Während Fußballfans während der Weltmeisterschaft dazu aufgerufen wurden, möglichst klimafreundlich zu reisen und Nachhaltigkeit großgeschrieben wurde, schien FIFA-Präsident Gianni Infantino seine ganz eigene Definition von umweltbewusstem Handeln zu haben. Statt Bahn, Linienflug oder Videokonferenz setzte der oberste Fußballfunktionär offenbar lieber auf den Privatjet – und sammelte dabei Flugkilometer wie andere Panini-Bilder.
Nach einer Recherche der Nachrichtenagentur AP legte Infantino zwischen dem 9. Juni und dem WM-Finale beeindruckende 95.403 Kilometer in der Luft zurück. Das entspricht fast zweieinhalb Erdumrundungen. Offenbar wollte der FIFA-Chef sichergehen, dass wirklich jeder Winkel Nordamerikas einmal aus der Perspektive eines luxuriösen Gulfstream-G650-Jets betrachtet wird.

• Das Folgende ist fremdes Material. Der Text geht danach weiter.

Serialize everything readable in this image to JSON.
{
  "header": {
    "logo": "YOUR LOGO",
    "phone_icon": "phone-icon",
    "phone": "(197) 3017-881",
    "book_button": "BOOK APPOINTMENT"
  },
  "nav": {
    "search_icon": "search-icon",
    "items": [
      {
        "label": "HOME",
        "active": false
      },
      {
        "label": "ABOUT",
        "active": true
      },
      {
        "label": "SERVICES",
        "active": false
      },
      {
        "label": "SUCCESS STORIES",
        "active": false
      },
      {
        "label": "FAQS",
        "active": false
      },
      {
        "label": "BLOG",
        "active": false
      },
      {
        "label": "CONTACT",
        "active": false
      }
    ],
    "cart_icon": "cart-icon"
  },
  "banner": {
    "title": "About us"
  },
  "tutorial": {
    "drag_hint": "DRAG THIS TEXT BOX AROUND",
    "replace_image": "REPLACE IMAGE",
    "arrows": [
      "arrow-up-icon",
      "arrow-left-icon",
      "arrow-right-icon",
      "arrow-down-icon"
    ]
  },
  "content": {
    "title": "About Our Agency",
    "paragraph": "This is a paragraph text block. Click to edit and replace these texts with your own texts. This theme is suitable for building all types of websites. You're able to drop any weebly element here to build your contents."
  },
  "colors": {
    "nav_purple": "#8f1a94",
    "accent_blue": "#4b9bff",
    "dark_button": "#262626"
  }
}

Besucht wurden 43 der insgesamt 104 WM-Spiele. Das klingt zunächst nach einem vollen Terminkalender. Allerdings fragt man sich unweigerlich, ob wirklich jede Strecke mit einem Privatflugzeug zurückgelegt werden musste. Besonders bemerkenswert wirkt ein Flug von Seattle nach Vancouver, der gerade einmal 28 Minuten dauerte. Für gewöhnliche Reisende wäre das kaum länger als das Warten auf das Boarding eines Linienfluges. Für den FIFA-Chef offenbar Grund genug, den Jet anzuwerfen.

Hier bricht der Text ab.